Here's a quick breakdown of solid options:
- NVIDIA RTX 3090 - Powerful, with 24 GB of VRAM, but it's last-gen. ($$)
- NVIDIA RTX 4090 - Even more powerful, with 24 GB of VRAM and better efficiency. ($$$)
- NVIDIA RTX 5090 - Even more and more powerful, with 24 GB of VRAM and better efficiency. ($$$$)
- NVIDIA RTX 4000 ADA Generation - Less powerful, but 20 GB of VRAM, and a low-profile card. ($)
Now, why the ADA 4000? While the RTX 5090 is the fastest in raw compute power, VRAM is king for training AI models. The ADA 4000's 20 GB VRAM gives you enough room for Stable Diffusion training, larger batch sizes, and AI experiments, without hitting the limits of other consumer GPUs such as 3080 (10 GB).
Performance-wise, the 4090 and 5090 has more horsepower, but for training workloads where memory matters more than raw speed, the ADA 4000 is the more practical and cost-efficient choice. Plus, lower power consumption makes it a better long-term option if you're running AI workloads frequently. Also, the physical size - I mean it's a low profile card.
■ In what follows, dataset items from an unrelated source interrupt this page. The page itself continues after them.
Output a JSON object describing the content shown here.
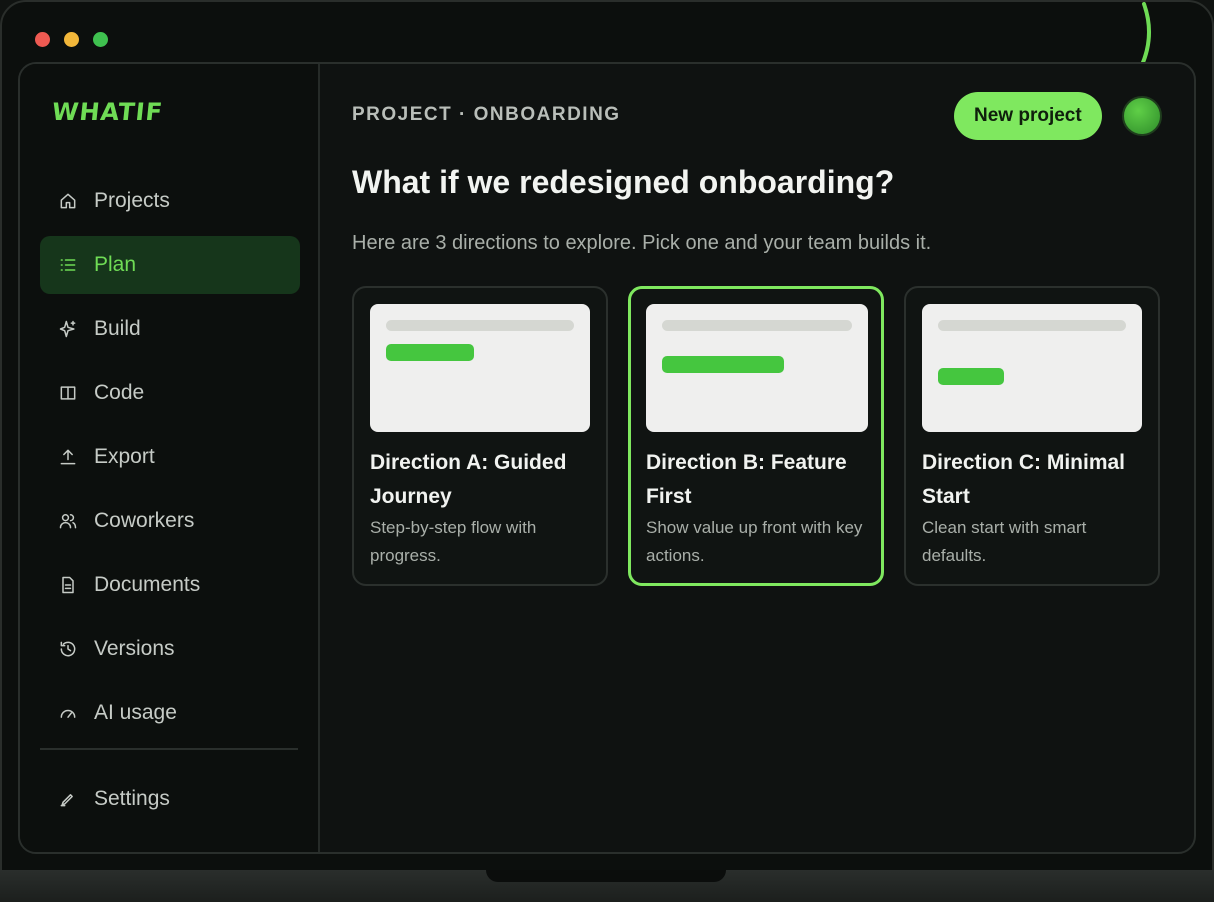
{
  "window": {
    "controls": [
      "close",
      "minimize",
      "zoom"
    ]
  },
  "sidebar": {
    "logo": "WHATIF",
    "items": [
      {
        "label": "Projects",
        "icon": "home-icon"
      },
      {
        "label": "Plan",
        "icon": "list-icon",
        "active": true
      },
      {
        "label": "Build",
        "icon": "sparkle-icon"
      },
      {
        "label": "Code",
        "icon": "columns-icon"
      },
      {
        "label": "Export",
        "icon": "upload-icon"
      },
      {
        "label": "Coworkers",
        "icon": "users-icon"
      },
      {
        "label": "Documents",
        "icon": "document-icon"
      },
      {
        "label": "Versions",
        "icon": "history-icon"
      },
      {
        "label": "AI usage",
        "icon": "gauge-icon"
      }
    ],
    "settings": {
      "label": "Settings",
      "icon": "pen-icon"
    }
  },
  "header": {
    "breadcrumb": "PROJECT · ONBOARDING",
    "new_project_label": "New project"
  },
  "main": {
    "title": "What if we redesigned onboarding?",
    "subtitle": "Here are 3 directions to explore. Pick one and your team builds it.",
    "cards": [
      {
        "title": "Direction A: Guided Journey",
        "description": "Step-by-step flow with progress.",
        "selected": false
      },
      {
        "title": "Direction B: Feature First",
        "description": "Show value up front with key actions.",
        "selected": true
      },
      {
        "title": "Direction C: Minimal Start",
        "description": "Clean start with smart defaults.",
        "selected": false
      }
    ]
  },
  "colors": {
    "accent": "#7fe85f",
    "active_nav_bg": "#16361b",
    "background": "#0f1211"
  }
}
Small, fits perfectly into any case.
At the end of the day, if you're serious about AI training and need a balance of VRAM, price, and efficiency, the ADA 4000 is the way to get started.
Example
Asking codellama:13b
Prompt: implement fibonacci in python and also some unit tests using pytest
Asking gemma3:12b
Prompt: implement fibonacci in python and also some unit tests using pytest
Wrapping Up
With an RTX ADA 4000, Ollama, Open WebUI, and an Nginx reverse proxy, I now have an AI-powered assistant running entirely on my own hardware. No subscriptions, no cloud dependencies, just raw, local AI power. If you're serious about AI and privacy, setting this up is a no-brainer. Give it a try, and let your GPU do some work.